M10 — Batch arbitrage

Today: route async-tolerant calls to OpenAI Batch + Anthropic Message Batches (both 50% off). Opt-in per workload.

The marketplace plug-point: OpenPipeships proprietary fine-tuned models served on cheaper inference; their billing model is a per-token rate well below the base provider's. A workload that has been distilled onto an OpenPipe model is structurally a candidate M10 alternative — "route this async-tolerant call to the cheaper inference target." Same for Chamber, Together AI, Fireworks, DeepInfra, Lambda, and other inference-as-a-service providers. The substrate-include version is "OpenPipe is an M10 candidate when the customer has distilled, and M1-baseline otherwise."

M11 — Cross-provider failover

Today: opt-in retry on OpenRouter when the primary upstream returns 5xx / connection error / timeout. Two pricing snapshots per request (the model the customer asked for, the model that actually ran via OpenRouter) for audit immutability. JIT-decrypted credential via HMAC-signed internal endpoint.

The marketplace plug-point: any meta-router (OpenRouter, AnyScale, Replicate, custom internal routers) is a candidate M11 backend. The interface is "given a primary-upstream failure, return a result from a different provider." The audit-immutable contract requires the M11 candidate to expose enough cost metadata for a snapshot row.

Where Tessera is not a substrate

Three layers of the stack are not substrate-shaped, and we have no plan to compete in them.
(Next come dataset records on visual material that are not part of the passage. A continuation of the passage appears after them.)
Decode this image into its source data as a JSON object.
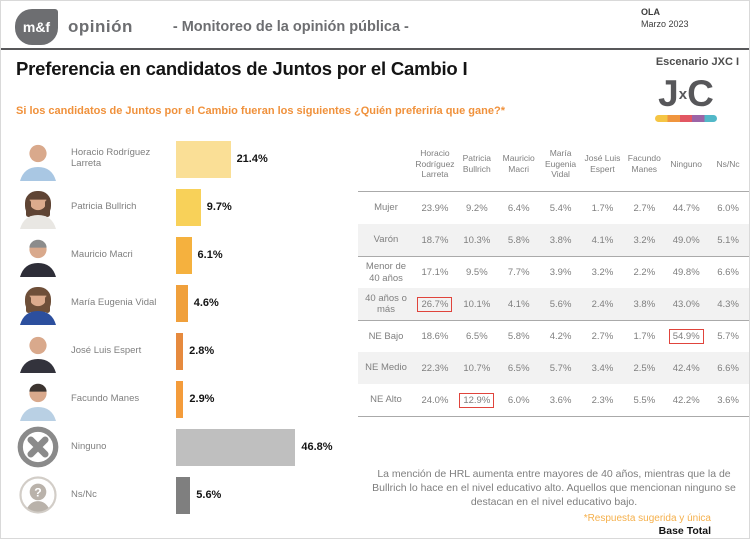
{
  "header": {
    "logo_text": "m&f",
    "logo_name": "opinión",
    "tagline": "- Monitoreo de la opinión pública -",
    "wave_label": "OLA",
    "wave_value": "Marzo 2023"
  },
  "title": "Preferencia en candidatos de Juntos por el Cambio I",
  "scenario": "Escenario JXC I",
  "jxc": {
    "left": "J",
    "mid": "x",
    "right": "C"
  },
  "question": "Si los candidatos de Juntos por el Cambio fueran los siguientes ¿Quién preferiría que gane?*",
  "colors": {
    "accent_orange": "#F0913B",
    "highlight_red": "#E0443C",
    "brand_gray": "#6D6E71",
    "text_gray": "#7F7F7F",
    "row_alt_bg": "#F2F2F2"
  },
  "chart_data": {
    "type": "bar",
    "orientation": "horizontal",
    "unit": "%",
    "title": "Preferencia en candidatos de Juntos por el Cambio I",
    "categories": [
      "Horacio Rodríguez Larreta",
      "Patricia Bullrich",
      "Mauricio Macri",
      "María Eugenia Vidal",
      "José Luis Espert",
      "Facundo Manes",
      "Ninguno",
      "Ns/Nc"
    ],
    "values": [
      21.4,
      9.7,
      6.1,
      4.6,
      2.8,
      2.9,
      46.8,
      5.6
    ],
    "labels": [
      "21.4%",
      "9.7%",
      "6.1%",
      "4.6%",
      "2.8%",
      "2.9%",
      "46.8%",
      "5.6%"
    ],
    "bar_colors": [
      "#FADF96",
      "#F8D159",
      "#F5B13E",
      "#F0A03C",
      "#E68A3E",
      "#F49C3B",
      "#BFBFBF",
      "#7F7F7F"
    ],
    "xlim": [
      0,
      50
    ],
    "avatars": [
      {
        "icon": "photo-larreta-icon",
        "kind": "person",
        "bald": true,
        "long": false,
        "hair": "#c9b8a8",
        "skin": "#d9a98c",
        "shirt": "#a9c7e3"
      },
      {
        "icon": "photo-bullrich-icon",
        "kind": "person",
        "bald": false,
        "long": true,
        "hair": "#5f4434",
        "skin": "#dcab8d",
        "shirt": "#e9e7e3"
      },
      {
        "icon": "photo-macri-icon",
        "kind": "person",
        "bald": false,
        "long": false,
        "hair": "#8c8c8c",
        "skin": "#d9a98c",
        "shirt": "#2e2e38"
      },
      {
        "icon": "photo-vidal-icon",
        "kind": "person",
        "bald": false,
        "long": true,
        "hair": "#6e4f39",
        "skin": "#dcab8d",
        "shirt": "#2c4f9e"
      },
      {
        "icon": "photo-espert-icon",
        "kind": "person",
        "bald": true,
        "long": false,
        "hair": "#b5aca3",
        "skin": "#d9a98c",
        "shirt": "#33333c"
      },
      {
        "icon": "photo-manes-icon",
        "kind": "person",
        "bald": false,
        "long": false,
        "hair": "#3c3430",
        "skin": "#d9a98c",
        "shirt": "#b9d0e4"
      },
      {
        "icon": "none-cross-icon",
        "kind": "cross"
      },
      {
        "icon": "nsnc-question-icon",
        "kind": "question"
      }
    ]
  },
  "table": {
    "columns": [
      "Horacio Rodríguez Larreta",
      "Patricia Bullrich",
      "Mauricio Macri",
      "María Eugenia Vidal",
      "José Luis Espert",
      "Facundo Manes",
      "Ninguno",
      "Ns/Nc"
    ],
    "rows": [
      {
        "label": "Mujer",
        "values": [
          "23.9%",
          "9.2%",
          "6.4%",
          "5.4%",
          "1.7%",
          "2.7%",
          "44.7%",
          "6.0%"
        ],
        "highlight_col": null
      },
      {
        "label": "Varón",
        "values": [
          "18.7%",
          "10.3%",
          "5.8%",
          "3.8%",
          "4.1%",
          "3.2%",
          "49.0%",
          "5.1%"
        ],
        "highlight_col": null
      },
      {
        "label": "Menor de 40 años",
        "values": [
          "17.1%",
          "9.5%",
          "7.7%",
          "3.9%",
          "3.2%",
          "2.2%",
          "49.8%",
          "6.6%"
        ],
        "highlight_col": null
      },
      {
        "label": "40 años o más",
        "values": [
          "26.7%",
          "10.1%",
          "4.1%",
          "5.6%",
          "2.4%",
          "3.8%",
          "43.0%",
          "4.3%"
        ],
        "highlight_col": 0
      },
      {
        "label": "NE Bajo",
        "values": [
          "18.6%",
          "6.5%",
          "5.8%",
          "4.2%",
          "2.7%",
          "1.7%",
          "54.9%",
          "5.7%"
        ],
        "highlight_col": 6
      },
      {
        "label": "NE Medio",
        "values": [
          "22.3%",
          "10.7%",
          "6.5%",
          "5.7%",
          "3.4%",
          "2.5%",
          "42.4%",
          "6.6%"
        ],
        "highlight_col": null
      },
      {
        "label": "NE Alto",
        "values": [
          "24.0%",
          "12.9%",
          "6.0%",
          "3.6%",
          "2.3%",
          "5.5%",
          "42.2%",
          "3.6%"
        ],
        "highlight_col": 1
      }
    ],
    "group_start_rows": [
      2,
      4
    ]
  },
  "note": "La mención de HRL aumenta entre mayores de 40 años, mientras que la de Bullrich lo hace en el nivel educativo alto. Aquellos que mencionan ninguno se destacan en el nivel educativo bajo.",
  "footer": {
    "suggested_note": "*Respuesta sugerida y única",
    "base_label": "Base Total"
  }
}
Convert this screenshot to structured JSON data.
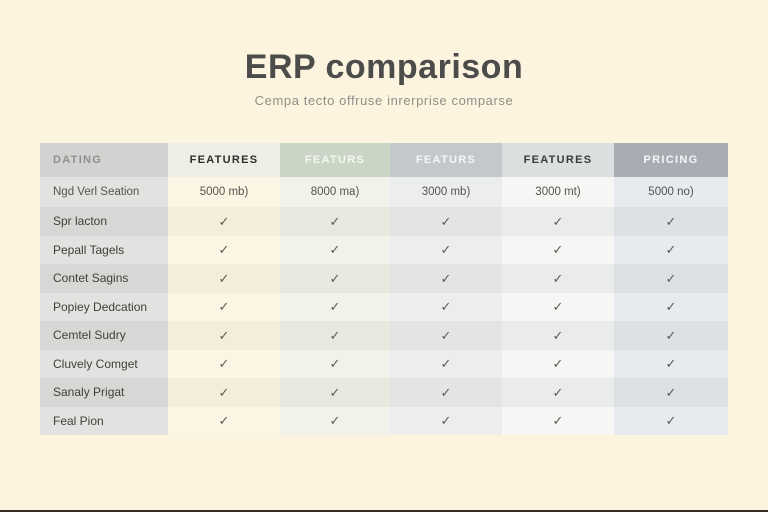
{
  "header": {
    "title": "ERP comparison",
    "subtitle": "Cempa tecto offruse inrerprise comparse"
  },
  "colors": {
    "page_background": "#fcf4df",
    "title_text": "#4c4c4a",
    "subtitle_text": "#8f8f89",
    "checkmark": "#5a5b56",
    "bottom_edge": "#3a2921"
  },
  "table": {
    "check_glyph": "✓",
    "columns": [
      {
        "id": "dating",
        "label": "DATING",
        "header_bg": "#d2d3d0",
        "header_fg": "#8f918e",
        "row_light": "#e2e3e0",
        "row_dark": "#d7d8d5"
      },
      {
        "id": "features-1",
        "label": "FEATURES",
        "header_bg": "#edeee5",
        "header_fg": "#2e2e2c",
        "row_light": "#fbf5e3",
        "row_dark": "#f3edda"
      },
      {
        "id": "features-2",
        "label": "FEATURS",
        "header_bg": "#cbd5c6",
        "header_fg": "#f4f6f0",
        "row_light": "#f1f2ea",
        "row_dark": "#e7e9df"
      },
      {
        "id": "features-3",
        "label": "FEATURS",
        "header_bg": "#c5c8ca",
        "header_fg": "#f5f6f6",
        "row_light": "#eceeee",
        "row_dark": "#e2e4e5"
      },
      {
        "id": "features-4",
        "label": "FEATURES",
        "header_bg": "#dcdfdf",
        "header_fg": "#3a3b3a",
        "row_light": "#f6f7f5",
        "row_dark": "#eaebeb"
      },
      {
        "id": "pricing",
        "label": "PRICING",
        "header_bg": "#a7adb3",
        "header_fg": "#f6f7f8",
        "row_light": "#e7eaee",
        "row_dark": "#dde1e6"
      }
    ],
    "size_row": {
      "label": "Ngd Verl Seation",
      "values": [
        "5000 mb)",
        "8000 ma)",
        "3000 mb)",
        "3000 mt)",
        "5000 no)"
      ]
    },
    "feature_rows": [
      {
        "label": "Spr lacton",
        "checks": [
          true,
          true,
          true,
          true,
          true
        ]
      },
      {
        "label": "Pepall Tagels",
        "checks": [
          true,
          true,
          true,
          true,
          true
        ]
      },
      {
        "label": "Contet Sagins",
        "checks": [
          true,
          true,
          true,
          true,
          true
        ]
      },
      {
        "label": "Popiey Dedcation",
        "checks": [
          true,
          true,
          true,
          true,
          true
        ]
      },
      {
        "label": "Cemtel Sudry",
        "checks": [
          true,
          true,
          true,
          true,
          true
        ]
      },
      {
        "label": "Cluvely Comget",
        "checks": [
          true,
          true,
          true,
          true,
          true
        ]
      },
      {
        "label": "Sanaly Prigat",
        "checks": [
          true,
          true,
          true,
          true,
          true
        ]
      },
      {
        "label": "Feal Pion",
        "checks": [
          true,
          true,
          true,
          true,
          true
        ]
      }
    ]
  }
}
LLM gateways (LiteLLM, Kong AI Gateway, Portkey) are the per-token-fee category that owns API normalization and load balancing across providers. They are a substrate-include candidate when a customer needs broader provider coverage than Tessera offers; the contract is "Tessera fronts the gateway, gateway fronts the providers." The gateway gets paid per-token; Tessera gets paid per-saved-dollar. Different billing models, complementary placement.

Observability platforms (Helicone, Langfuse, Arize, PostHog AI, Datadog LLM Observability) are the read-side category that tells customers what they spent and how their LLMs are behaving. Tessera writes one row per request to its own audit ledger; an observability platform can ingest that ledger via export or via the proxy's response headers. Different read patterns, complementary placement.

Eval and prompt-management platforms (promptfoo, Braintrust, HumanLoop, LangSmith) own the eval-set contract that gates Tessera's mechanics. The customer writes their eval in promptfoo (or Braintrust, or a custom suite); Tessera runs it daily as the canary. Different write patterns, complementary placement.

What this means in practice

For a customer evaluating "which LLM cost vendor do I buy," the honest answer is: probably several, with the substrate making the composition predictable. Tessera's wedge is the substrate contract — the quality floor, the composition cap, the audit-immutable measurement, the flat-subscription billing. The mechanics inside that contract can come from anywhere that holds the contract.

For a vendor that ships a single mechanic well — compression, learned routing, fine-tuned cheap inference — the substrate is a distribution channel, not a competitor. The interface to plug in is documented (see how-it-works for the per-mechanic contracts), the eval gate is uniform, and the customer settles through one flat monthly subscription.

For an investor or analyst trying to size the category, the question "who wins LLM cost optimization" is the wrong question. The category will compose. The right question is which substrate wins the contract layer — because the contract layer is where the asymmetric customer trust accrues, and the asymmetric trust is what gets paid for.